Le CLONG se réjouit de voir le gouvernement mettre l'accent sur les volontariats internationaux, vecteurs essentiels des solidarités internationales de notre pays.
Toutefois, les membres du CLONG souhaitent rappeler que tous les volontariats internationaux (en entreprise, en administration, ou de solidarité internationale) ne sont pas de même nature. Pour n'évoquer ici que le VSI - Volontariat de Solidarité Internationale -, il convient d'en rappeler, pour éviter que se reproduise d'éventuelles "catastrophes humanitaires" de type "Arche de Zoé", quelques caractéristiques essentielles :
- La bonne volonté n'est pas une qualité suffisante pour devenir volontaire. Les associations du CLONG privilégient des processus de recrutement exigeants, fondés tant sur la compétence professionnelle que sur l'équilibre personnel des candidats.

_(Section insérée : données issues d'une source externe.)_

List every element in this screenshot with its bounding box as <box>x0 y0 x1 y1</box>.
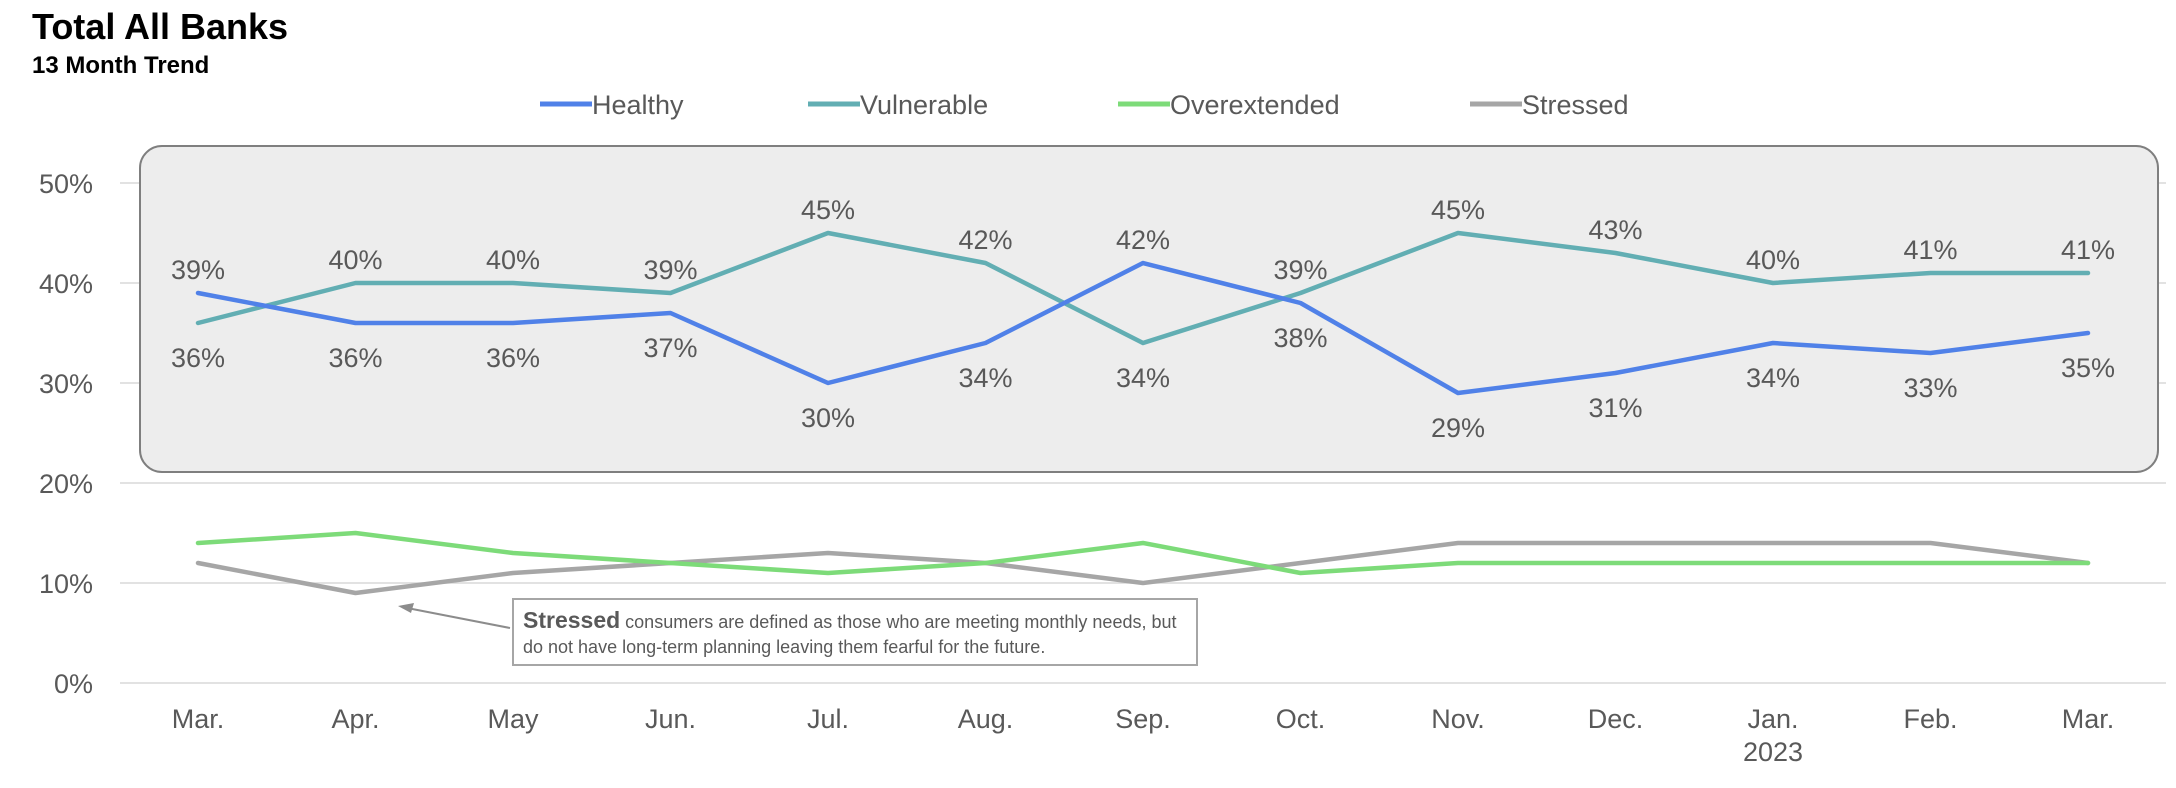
legend-label-overextended: Overextended <box>1170 90 1340 120</box>
x-tick-label: Dec. <box>1588 704 1644 734</box>
data-label: 36% <box>328 343 382 373</box>
x-tick-label: Jul. <box>807 704 849 734</box>
data-label: 45% <box>801 195 855 225</box>
x-tick-label: Apr. <box>331 704 379 734</box>
data-label: 30% <box>801 403 855 433</box>
series-line-healthy <box>195 260 2091 396</box>
data-label: 40% <box>486 245 540 275</box>
y-tick-label: 20% <box>39 469 93 499</box>
x-tick-label: Oct. <box>1276 704 1326 734</box>
y-tick-label: 10% <box>39 569 93 599</box>
data-label: 40% <box>328 245 382 275</box>
series-line-overextended <box>195 530 2091 576</box>
x-tick-label: Jan. <box>1747 704 1798 734</box>
x-tick-label: Mar. <box>2062 704 2115 734</box>
data-label: 33% <box>1903 373 1957 403</box>
legend: Healthy Vulnerable Overextended Stressed <box>540 90 1629 120</box>
data-label: 42% <box>958 225 1012 255</box>
chart-subtitle: 13 Month Trend <box>32 52 210 79</box>
data-label: 29% <box>1431 413 1485 443</box>
chart-title: Total All Banks <box>32 6 289 47</box>
x-tick-label: Aug. <box>958 704 1014 734</box>
x-tick-sublabel: 2023 <box>1743 737 1803 767</box>
annotation-text: consumers are defined as those who are m… <box>523 612 1177 657</box>
highlight-region <box>139 145 2159 473</box>
y-tick-label: 40% <box>39 269 93 299</box>
data-label: 41% <box>2061 235 2115 265</box>
annotation-arrowhead <box>398 603 414 613</box>
data-label: 35% <box>2061 353 2115 383</box>
x-tick-label: May <box>487 704 539 734</box>
legend-label-vulnerable: Vulnerable <box>860 90 988 120</box>
stressed-annotation: Stressed consumers are defined as those … <box>512 598 1198 666</box>
y-tick-label: 30% <box>39 369 93 399</box>
data-label: 40% <box>1746 245 1800 275</box>
series-line-vulnerable <box>195 230 2091 346</box>
x-tick-label: Mar. <box>172 704 225 734</box>
data-label: 39% <box>171 255 225 285</box>
x-tick-label: Jun. <box>645 704 696 734</box>
x-tick-label: Feb. <box>1903 704 1957 734</box>
y-tick-label: 0% <box>54 669 93 699</box>
series-lines <box>195 230 2091 596</box>
y-tick-label: 50% <box>39 169 93 199</box>
legend-label-healthy: Healthy <box>592 90 684 120</box>
data-label: 37% <box>643 333 697 363</box>
data-label: 36% <box>171 343 225 373</box>
legend-label-stressed: Stressed <box>1522 90 1629 120</box>
data-label: 42% <box>1116 225 1170 255</box>
x-tick-label: Nov. <box>1431 704 1485 734</box>
series-line-stressed <box>195 540 2091 596</box>
x-axis-ticks: Mar. Apr. May Jun. Jul. Aug. Sep. Oct. Nov. Dec. J… <box>172 704 2115 767</box>
data-label: 39% <box>643 255 697 285</box>
data-label: 31% <box>1588 393 1642 423</box>
data-label: 34% <box>958 363 1012 393</box>
data-label: 45% <box>1431 195 1485 225</box>
data-label: 36% <box>486 343 540 373</box>
data-labels: 39% 40% 40% 39% 45% 42% 42% 39% 45% 43% 40% 41% 41% 3… <box>171 195 2115 443</box>
data-label: 39% <box>1273 255 1327 285</box>
data-label: 43% <box>1588 215 1642 245</box>
x-tick-label: Sep. <box>1115 704 1171 734</box>
data-label: 34% <box>1746 363 1800 393</box>
annotation-arrow <box>401 606 511 629</box>
data-label: 38% <box>1273 323 1327 353</box>
data-label: 41% <box>1903 235 1957 265</box>
y-axis-ticks: 0% 10% 20% 30% 40% 50% <box>39 169 93 699</box>
data-label: 34% <box>1116 363 1170 393</box>
annotation-bold: Stressed <box>523 607 621 633</box>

- Nous mettons en oeuvre des préparations au départ longues, coûteuses, visant à permettre à nos volontaires de vivre au mieux l'échange de compétences et la rencontre interculturelle.
- Quatre semaines en Afrique peuvent donner l'envie de partir en volontariat, mais ne constituent pas une mission de volontariat. Celle-ci s'inscrit dans la durée, 1 ou 2 ans, faisant l'objet d'un suivi régulier et professionnel.

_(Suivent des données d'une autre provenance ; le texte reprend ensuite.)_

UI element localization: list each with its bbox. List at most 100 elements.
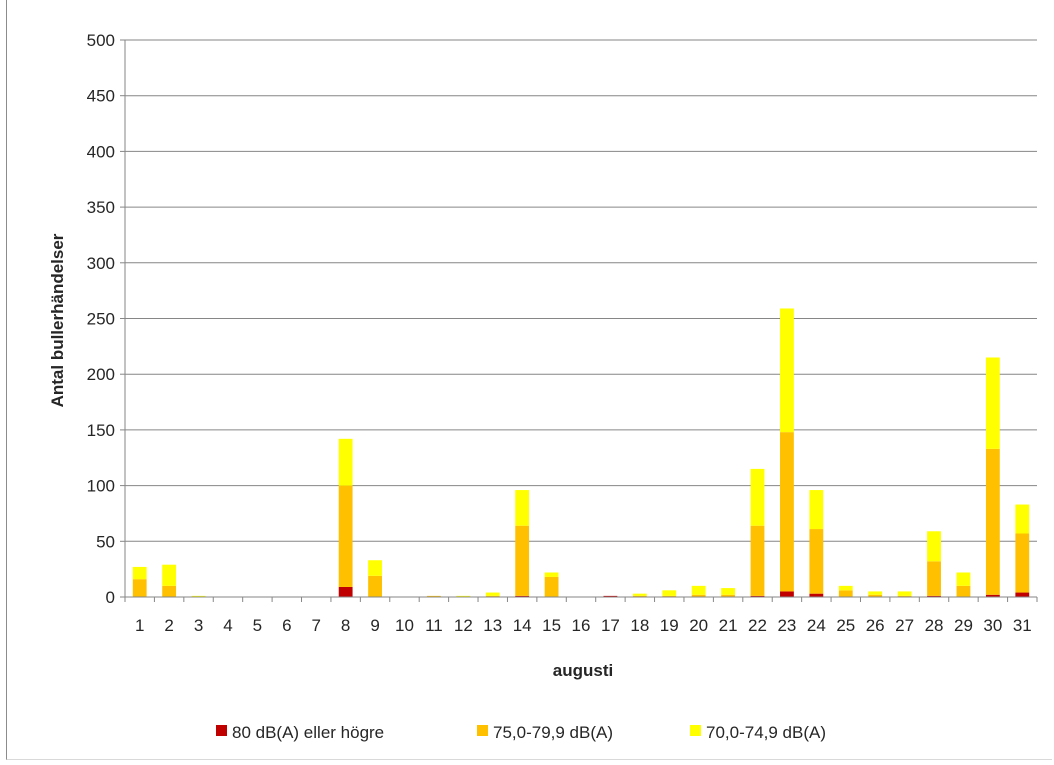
x-tick-label: 4 [223, 616, 232, 635]
y-tick-label: 250 [87, 310, 115, 329]
bar-segment-series-2-day-27 [897, 591, 912, 596]
legend-swatch [216, 725, 227, 736]
x-tick-label: 16 [572, 616, 591, 635]
y-tick-label: 350 [87, 198, 115, 217]
bar-segment-series-1-day-23 [780, 432, 794, 592]
bar-segment-series-0-day-17 [603, 595, 618, 597]
bar-segment-series-1-day-29 [956, 585, 971, 597]
bar-segment-series-2-day-28 [927, 531, 941, 562]
bar-segment-series-1-day-24 [809, 529, 824, 594]
x-tick-label: 14 [513, 616, 532, 635]
bar-segment-series-1-day-13 [485, 595, 500, 597]
bar-segment-series-0-day-8 [338, 586, 353, 597]
x-tick-label: 10 [395, 616, 414, 635]
y-tick-label: 450 [87, 87, 115, 106]
bar-segment-series-2-day-1 [132, 566, 147, 580]
x-tick-label: 12 [454, 616, 473, 635]
y-tick-label: 150 [87, 421, 115, 440]
bar-segment-series-2-day-30 [985, 357, 1000, 449]
legend-label: 75,0-79,9 dB(A) [493, 723, 613, 742]
x-tick-label: 19 [660, 616, 679, 635]
bar-segment-series-0-day-22 [750, 595, 765, 597]
bar-segment-series-2-day-21 [721, 588, 736, 595]
bar-segment-series-1-day-15 [544, 576, 559, 597]
y-tick-label: 300 [87, 254, 115, 273]
bar-segment-series-1-day-2 [162, 585, 177, 597]
bar-segment-series-2-day-26 [868, 591, 883, 595]
x-tick-label: 26 [866, 616, 885, 635]
legend-swatch [477, 725, 488, 736]
x-tick-label: 9 [370, 616, 379, 635]
bar-segment-series-1-day-26 [868, 594, 883, 597]
bar-segment-series-1-day-9 [368, 575, 382, 597]
bar-segment-series-2-day-2 [162, 564, 177, 586]
bar-segment-series-2-day-15 [544, 572, 559, 577]
bar-segment-series-0-day-31 [1015, 592, 1030, 597]
x-tick-label: 20 [689, 616, 708, 635]
x-tick-label: 2 [164, 616, 173, 635]
y-tick-label: 400 [87, 142, 115, 161]
x-tick-label: 17 [601, 616, 620, 635]
bar-segment-series-2-day-29 [956, 572, 971, 586]
y-tick-label: 50 [96, 532, 115, 551]
x-tick-label: 21 [719, 616, 738, 635]
x-tick-label: 29 [954, 616, 973, 635]
bar-segment-series-1-day-21 [721, 594, 736, 597]
bar-segment-series-0-day-23 [780, 591, 794, 597]
legend-label: 80 dB(A) eller högre [232, 723, 384, 742]
bar-segment-series-2-day-23 [780, 308, 794, 433]
bar-segment-series-0-day-24 [809, 593, 824, 597]
x-tick-label: 23 [777, 616, 796, 635]
x-tick-label: 1 [135, 616, 144, 635]
x-tick-label: 8 [341, 616, 350, 635]
bar-segment-series-2-day-31 [1015, 504, 1030, 534]
x-tick-label: 24 [807, 616, 826, 635]
bar-segment-series-0-day-28 [927, 595, 941, 597]
bar-segment-series-1-day-1 [132, 579, 147, 597]
x-tick-label: 30 [983, 616, 1002, 635]
legend-swatch [690, 725, 701, 736]
gridlines [120, 39, 1038, 602]
bar-segment-series-2-day-8 [338, 438, 353, 486]
y-tick-label: 100 [87, 477, 115, 496]
x-tick-label: 11 [425, 616, 443, 635]
bar-segment-series-1-day-8 [338, 485, 353, 587]
y-tick-labels: 0 50 100 150 200 250 300 350 400 450 500 [87, 31, 115, 607]
axes [124, 40, 1037, 598]
bar-segment-series-1-day-18 [632, 595, 647, 597]
legend-label: 70,0-74,9 dB(A) [706, 723, 826, 742]
bar-segment-series-1-day-20 [691, 594, 706, 597]
bar-segment-series-1-day-30 [985, 448, 1000, 595]
bar-segment-series-2-day-13 [485, 592, 500, 596]
y-tick-label: 0 [106, 588, 115, 607]
x-tick-label: 31 [1013, 616, 1032, 635]
x-tick-label: 5 [253, 616, 262, 635]
bar-segment-series-2-day-14 [515, 490, 530, 526]
x-tick-label: 13 [483, 616, 502, 635]
bar-segment-series-1-day-14 [515, 525, 530, 596]
x-tick-label: 28 [925, 616, 944, 635]
legend: 80 dB(A) eller högre 75,0-79,9 dB(A) 70,0-… [216, 723, 826, 742]
bar-segment-series-2-day-24 [809, 490, 824, 530]
bar-segment-series-2-day-9 [368, 560, 382, 576]
x-tick-labels: 1 2 3 4 5 6 7 8 9 10 11 12 13 14 15 16 17 18 19 20 21 22 23 24 2… [135, 616, 1032, 635]
bar-segment-series-2-day-3 [191, 595, 206, 597]
x-tick-label: 7 [311, 616, 320, 635]
bar-segment-series-1-day-22 [750, 525, 765, 596]
bar-segment-series-2-day-18 [632, 593, 647, 596]
y-tick-label: 500 [87, 31, 115, 50]
bars [132, 308, 1030, 597]
bar-segment-series-1-day-19 [662, 595, 677, 597]
x-tick-label: 15 [542, 616, 561, 635]
bar-segment-series-2-day-19 [662, 590, 677, 596]
x-tick-label: 18 [630, 616, 649, 635]
y-tick-label: 200 [87, 365, 115, 384]
bar-segment-series-2-day-25 [838, 585, 853, 591]
bar-segment-series-0-day-30 [985, 594, 1000, 597]
bar-segment-series-2-day-20 [691, 585, 706, 595]
x-tick-label: 27 [895, 616, 914, 635]
bar-segment-series-0-day-14 [515, 595, 530, 597]
bar-segment-series-1-day-27 [897, 595, 912, 597]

- L'existence autonome de partenaires locaux, compétents et sérieux, est un gage de réussite pour le volontariat.
- Les situations d'urgence mais aussi de post urgence requièrent des volontaires engagés, compétents, préparés et accompagnés.
Ces quelques critères nous paraissent de nature à maintenir la qualité de ces volontaires, « ambassadeurs » d'un développement partagé. Une volonté d'augmenter fortement les effectifs de volontaires internationaux est une bonne chose et nous soutenons cette démarche, mais cela ne saurait faire l'impasse sur ces enjeux, et sur les moyens qu'ils requièrent.

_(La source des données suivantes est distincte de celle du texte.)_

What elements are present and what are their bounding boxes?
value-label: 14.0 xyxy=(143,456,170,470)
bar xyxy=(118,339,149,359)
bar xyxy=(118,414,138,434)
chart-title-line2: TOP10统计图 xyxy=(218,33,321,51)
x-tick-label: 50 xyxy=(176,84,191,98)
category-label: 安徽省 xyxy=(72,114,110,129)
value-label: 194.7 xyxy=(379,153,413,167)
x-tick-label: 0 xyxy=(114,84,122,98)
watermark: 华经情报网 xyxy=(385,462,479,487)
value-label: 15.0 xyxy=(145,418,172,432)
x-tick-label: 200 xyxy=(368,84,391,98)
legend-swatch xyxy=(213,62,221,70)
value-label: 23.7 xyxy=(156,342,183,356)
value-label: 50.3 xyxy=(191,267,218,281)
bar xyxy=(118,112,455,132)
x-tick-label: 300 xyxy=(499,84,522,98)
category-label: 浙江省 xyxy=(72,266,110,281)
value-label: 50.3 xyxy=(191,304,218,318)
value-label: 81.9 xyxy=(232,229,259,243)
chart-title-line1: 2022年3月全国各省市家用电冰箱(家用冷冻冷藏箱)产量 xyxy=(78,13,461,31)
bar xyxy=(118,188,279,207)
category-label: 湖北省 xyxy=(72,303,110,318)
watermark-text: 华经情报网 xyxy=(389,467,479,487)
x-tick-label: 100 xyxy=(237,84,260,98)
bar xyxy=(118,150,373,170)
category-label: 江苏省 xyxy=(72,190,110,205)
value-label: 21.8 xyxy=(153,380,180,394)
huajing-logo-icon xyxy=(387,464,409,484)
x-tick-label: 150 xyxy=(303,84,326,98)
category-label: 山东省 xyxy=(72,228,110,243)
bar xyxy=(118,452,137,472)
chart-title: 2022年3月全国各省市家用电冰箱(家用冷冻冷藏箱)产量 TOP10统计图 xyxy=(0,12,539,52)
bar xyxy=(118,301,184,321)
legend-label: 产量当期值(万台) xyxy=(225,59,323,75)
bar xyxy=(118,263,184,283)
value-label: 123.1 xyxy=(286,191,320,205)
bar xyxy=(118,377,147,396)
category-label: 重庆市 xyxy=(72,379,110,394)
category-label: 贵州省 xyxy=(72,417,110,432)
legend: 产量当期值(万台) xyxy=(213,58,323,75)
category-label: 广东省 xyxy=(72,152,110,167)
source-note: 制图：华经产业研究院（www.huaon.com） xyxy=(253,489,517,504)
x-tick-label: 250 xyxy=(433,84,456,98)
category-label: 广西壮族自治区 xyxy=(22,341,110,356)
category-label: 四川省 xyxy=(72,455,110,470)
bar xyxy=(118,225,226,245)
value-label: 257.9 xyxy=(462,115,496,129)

Dans ces cadres, les seniors ont un réel rôle à jouer dans la solidarité internationale et peuvent apporter une contribution intéressante en termes de compétence et d'expérience, à évaluer selon les critères généraux du volontariat, mais aussi sans doute dans la recherche d'une meilleure articulation avec les dispositifs d'engagement plus court à l'international.
Nous sommes prêts à nous concerter avec les pouvoirs publics pour les aider à convertir leurs propositions dans le cadre législatif efficace de la loi de février 2005, apte à éviter les errements d'une générosité qui ferait trop facilement l'économie des réalités et des indispensables médiations locales.